После того как этот человек положил свою здоровенную лапу мне на плечо, я не сказала ни единого слова правды. Но с ними ведь и нельзя иначе, верно? Однажды я разоткровенничалась с социальным работником, и закончилось это тем, что она чуть не забрала нас с Дон в приют. Тогда нас бы разлучили и Дон никогда не нашла бы себе парня. О ее парне можно говорить что угодно, но он пристроил ее к делу, и теперь она зарабатывает хорошие деньги. Теперь она чувствует себя настоящей. В приюте ничего этого не случилось бы.
Мы почти дошли до Котлованов. Поглядишь — кажется, что здесь и нет никого. Ни алкашей, ни костров, никто не копается в мусоре, который сбрасывают туда по ночам. Обычный городской микрорайон, который начали сносить, да так и забросили, потому что не нашлось никого, кто хотел бы строить здесь новые дома. Со временем в этих развалинах поселились самые разные люди.
Сержант остановился и сказал:
— Вчера мы нашли здесь труп.
Я промолчала. Того куска стены, у которого сидел мертвец, видно мне не было, но я помнила это место.
— Да, — вдруг произнес он таким голосом, будто задумался о чем-то другом. — Он был голый. Когда придет мое время, я хотел бы умереть там, где не будет ворья.
Я все продолжала смотреть на его ноги, и теперь даже ноги выглядели так, будто думали о чем-то другом. И я решилась.
Я резко вырвалась из его хватки, юркнула между двумя прохожими, перепрыгнула через сетку и бросилась в Котлованы.
Мне меньше всего хотелось оказаться тут, но это было единственное место, где я могла спрятаться.
Я слышала, что он побежал за мной, и, когда петляла между кучами битого кирпича, чувствовала за спиной его топот. Для такого здоровяка он удивительно быстро бегал.
— Стой! — заорал он, но я продолжала бежать.
Свернула сюда, свернула туда, перескочила через стену, обежала гору мусора, скользнула в подвал, поднялась по лестнице. И все это время я слышала рядом с собой его топот и дыхание. Он не отставал.
Силы у меня уже были на исходе, когда я увидела трубу. Я сделала рывок и нырнула в нее головой вперед. Ничего другого я не придумала. Это было единственное место, куда он не последовал бы за мной.
И это было единственное место, из которого я не могла выбраться.
Я знаю эту трубу: однажды я залезла в нее, прячась от ветра. Она никуда не ведет.
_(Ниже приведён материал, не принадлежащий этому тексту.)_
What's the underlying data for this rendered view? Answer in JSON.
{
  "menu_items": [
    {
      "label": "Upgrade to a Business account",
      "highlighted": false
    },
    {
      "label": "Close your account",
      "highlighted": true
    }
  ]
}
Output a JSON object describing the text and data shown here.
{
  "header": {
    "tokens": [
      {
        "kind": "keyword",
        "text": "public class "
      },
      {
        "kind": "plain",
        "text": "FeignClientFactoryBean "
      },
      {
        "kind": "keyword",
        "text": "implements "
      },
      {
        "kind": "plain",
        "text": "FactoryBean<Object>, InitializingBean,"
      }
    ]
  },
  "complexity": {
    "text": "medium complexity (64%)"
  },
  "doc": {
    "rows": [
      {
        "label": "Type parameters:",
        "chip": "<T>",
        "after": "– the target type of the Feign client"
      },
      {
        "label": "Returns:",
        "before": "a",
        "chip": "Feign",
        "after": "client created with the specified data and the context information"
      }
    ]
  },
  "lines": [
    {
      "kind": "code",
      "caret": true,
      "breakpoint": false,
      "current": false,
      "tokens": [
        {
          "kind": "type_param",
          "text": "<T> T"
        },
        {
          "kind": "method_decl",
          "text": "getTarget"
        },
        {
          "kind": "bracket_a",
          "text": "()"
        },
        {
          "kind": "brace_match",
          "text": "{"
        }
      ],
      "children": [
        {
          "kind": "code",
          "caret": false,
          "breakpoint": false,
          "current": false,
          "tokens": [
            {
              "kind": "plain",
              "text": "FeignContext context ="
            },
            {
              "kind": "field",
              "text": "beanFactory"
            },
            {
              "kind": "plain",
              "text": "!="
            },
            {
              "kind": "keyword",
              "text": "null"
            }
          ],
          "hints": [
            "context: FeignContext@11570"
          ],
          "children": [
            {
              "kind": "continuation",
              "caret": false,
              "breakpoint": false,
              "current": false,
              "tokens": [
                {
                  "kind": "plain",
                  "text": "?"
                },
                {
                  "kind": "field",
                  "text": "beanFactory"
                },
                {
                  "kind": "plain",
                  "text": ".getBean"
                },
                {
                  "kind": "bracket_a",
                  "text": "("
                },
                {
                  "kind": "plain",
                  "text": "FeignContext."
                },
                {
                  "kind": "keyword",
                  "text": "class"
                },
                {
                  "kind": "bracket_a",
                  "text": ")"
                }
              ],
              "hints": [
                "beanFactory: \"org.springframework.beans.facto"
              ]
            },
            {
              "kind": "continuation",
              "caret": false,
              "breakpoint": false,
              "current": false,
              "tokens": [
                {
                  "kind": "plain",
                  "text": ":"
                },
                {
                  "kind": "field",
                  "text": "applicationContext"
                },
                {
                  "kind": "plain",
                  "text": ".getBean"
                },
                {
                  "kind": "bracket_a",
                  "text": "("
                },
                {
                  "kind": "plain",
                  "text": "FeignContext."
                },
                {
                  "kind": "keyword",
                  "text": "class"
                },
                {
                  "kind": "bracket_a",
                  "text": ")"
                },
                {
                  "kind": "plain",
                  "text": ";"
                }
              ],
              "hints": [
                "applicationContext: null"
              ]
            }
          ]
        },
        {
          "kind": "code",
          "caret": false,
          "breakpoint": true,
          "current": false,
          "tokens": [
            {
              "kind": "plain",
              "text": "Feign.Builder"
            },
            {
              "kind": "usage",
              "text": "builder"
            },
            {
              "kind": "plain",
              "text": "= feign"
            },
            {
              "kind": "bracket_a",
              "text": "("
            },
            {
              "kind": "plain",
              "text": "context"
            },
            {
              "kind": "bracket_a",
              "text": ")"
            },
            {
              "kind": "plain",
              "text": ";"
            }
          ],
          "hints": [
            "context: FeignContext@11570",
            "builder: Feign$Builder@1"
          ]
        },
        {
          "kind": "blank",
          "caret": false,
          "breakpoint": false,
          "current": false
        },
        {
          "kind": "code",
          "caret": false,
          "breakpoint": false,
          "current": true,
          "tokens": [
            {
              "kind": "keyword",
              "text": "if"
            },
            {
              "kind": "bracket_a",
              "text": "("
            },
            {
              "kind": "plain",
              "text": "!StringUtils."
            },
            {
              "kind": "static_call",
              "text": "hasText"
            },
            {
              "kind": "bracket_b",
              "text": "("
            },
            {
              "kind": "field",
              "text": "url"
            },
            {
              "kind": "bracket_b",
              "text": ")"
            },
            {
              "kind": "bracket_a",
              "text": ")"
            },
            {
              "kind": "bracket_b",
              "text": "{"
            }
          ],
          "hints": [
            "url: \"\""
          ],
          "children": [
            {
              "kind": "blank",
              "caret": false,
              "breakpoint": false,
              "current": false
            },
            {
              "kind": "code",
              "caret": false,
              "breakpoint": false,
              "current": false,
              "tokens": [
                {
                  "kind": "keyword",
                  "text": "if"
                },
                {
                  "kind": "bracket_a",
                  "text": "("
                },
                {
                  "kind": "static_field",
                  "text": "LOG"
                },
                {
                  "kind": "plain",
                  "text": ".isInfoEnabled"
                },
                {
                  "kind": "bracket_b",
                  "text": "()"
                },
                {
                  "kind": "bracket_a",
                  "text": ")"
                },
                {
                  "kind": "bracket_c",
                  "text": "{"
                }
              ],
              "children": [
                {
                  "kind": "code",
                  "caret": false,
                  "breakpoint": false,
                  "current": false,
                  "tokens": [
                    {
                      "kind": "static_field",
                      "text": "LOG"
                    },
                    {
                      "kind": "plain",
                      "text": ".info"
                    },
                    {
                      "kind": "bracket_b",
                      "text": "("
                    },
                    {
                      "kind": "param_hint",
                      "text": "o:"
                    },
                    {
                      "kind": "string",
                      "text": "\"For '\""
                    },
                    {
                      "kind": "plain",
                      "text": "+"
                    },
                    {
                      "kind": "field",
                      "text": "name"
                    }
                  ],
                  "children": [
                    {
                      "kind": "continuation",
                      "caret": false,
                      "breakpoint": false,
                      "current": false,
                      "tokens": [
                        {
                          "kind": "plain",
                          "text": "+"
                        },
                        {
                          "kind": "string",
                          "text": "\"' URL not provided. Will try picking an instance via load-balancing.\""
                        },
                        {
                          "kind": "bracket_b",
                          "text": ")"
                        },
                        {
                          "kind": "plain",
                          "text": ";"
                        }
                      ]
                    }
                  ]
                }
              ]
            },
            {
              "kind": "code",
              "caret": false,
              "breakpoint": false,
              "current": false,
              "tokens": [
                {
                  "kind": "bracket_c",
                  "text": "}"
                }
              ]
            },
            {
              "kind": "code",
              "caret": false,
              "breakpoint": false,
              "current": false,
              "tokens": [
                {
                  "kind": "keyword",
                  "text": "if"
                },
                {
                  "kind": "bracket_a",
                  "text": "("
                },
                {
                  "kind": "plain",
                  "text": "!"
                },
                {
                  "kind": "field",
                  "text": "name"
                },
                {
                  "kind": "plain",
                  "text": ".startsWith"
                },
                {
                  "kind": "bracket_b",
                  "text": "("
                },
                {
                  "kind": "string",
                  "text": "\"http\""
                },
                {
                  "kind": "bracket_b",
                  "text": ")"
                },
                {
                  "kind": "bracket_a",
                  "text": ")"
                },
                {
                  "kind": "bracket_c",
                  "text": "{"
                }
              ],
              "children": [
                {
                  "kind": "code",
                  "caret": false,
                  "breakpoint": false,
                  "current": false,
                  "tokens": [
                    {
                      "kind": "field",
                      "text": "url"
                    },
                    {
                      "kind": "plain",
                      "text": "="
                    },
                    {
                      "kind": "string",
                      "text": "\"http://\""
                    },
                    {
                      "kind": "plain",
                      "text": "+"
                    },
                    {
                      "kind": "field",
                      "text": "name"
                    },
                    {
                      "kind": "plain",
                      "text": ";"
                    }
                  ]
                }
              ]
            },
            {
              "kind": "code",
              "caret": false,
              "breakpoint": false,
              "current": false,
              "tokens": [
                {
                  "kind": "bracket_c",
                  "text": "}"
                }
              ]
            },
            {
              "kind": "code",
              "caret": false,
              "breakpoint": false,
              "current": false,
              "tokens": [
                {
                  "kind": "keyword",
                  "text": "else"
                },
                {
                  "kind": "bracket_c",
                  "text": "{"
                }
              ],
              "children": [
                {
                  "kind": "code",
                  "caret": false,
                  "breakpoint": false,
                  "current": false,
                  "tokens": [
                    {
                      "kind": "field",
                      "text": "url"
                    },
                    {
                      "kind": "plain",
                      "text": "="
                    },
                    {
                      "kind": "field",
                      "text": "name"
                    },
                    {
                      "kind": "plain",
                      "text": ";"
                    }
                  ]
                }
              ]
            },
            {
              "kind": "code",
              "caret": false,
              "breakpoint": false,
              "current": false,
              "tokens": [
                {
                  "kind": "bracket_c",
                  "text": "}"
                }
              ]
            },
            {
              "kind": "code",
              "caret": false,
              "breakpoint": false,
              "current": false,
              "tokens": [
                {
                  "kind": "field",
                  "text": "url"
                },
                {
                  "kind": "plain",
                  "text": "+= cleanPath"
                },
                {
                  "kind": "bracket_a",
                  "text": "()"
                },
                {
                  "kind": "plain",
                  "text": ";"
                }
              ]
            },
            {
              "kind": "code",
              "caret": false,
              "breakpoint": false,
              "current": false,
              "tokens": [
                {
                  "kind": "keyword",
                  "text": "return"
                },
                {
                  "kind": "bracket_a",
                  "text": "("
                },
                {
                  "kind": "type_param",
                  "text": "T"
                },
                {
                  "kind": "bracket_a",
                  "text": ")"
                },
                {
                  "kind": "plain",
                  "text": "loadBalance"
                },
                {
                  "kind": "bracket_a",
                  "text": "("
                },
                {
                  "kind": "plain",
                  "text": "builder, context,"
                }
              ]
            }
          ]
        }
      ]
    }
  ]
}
Ярдах в десяти от входа она поворачивает, и дальше там все забито влажной землей.
В общем, как ни верти, другого выхода у меня не было. Я влетела в трубу и поползла вглубь. В такой узкой трубе даже мне было тесно. Чтобы обернуться, мне придется доползти до поворота.
В трубе было темно, как в могиле. Круг света вначале погас — сержант Майкл Сассекс втиснул в проем плечи и голову.
— Не дури, Кристал. Вылезай оттуда! — В узком пространстве голос его прозвучал, как гром. — Слушай, я просто хочу поговорить. Я тебе ничего не сделаю.
Как же, он бы ничего не сделал мне, пока я оставалась в трубе, а он снаружи.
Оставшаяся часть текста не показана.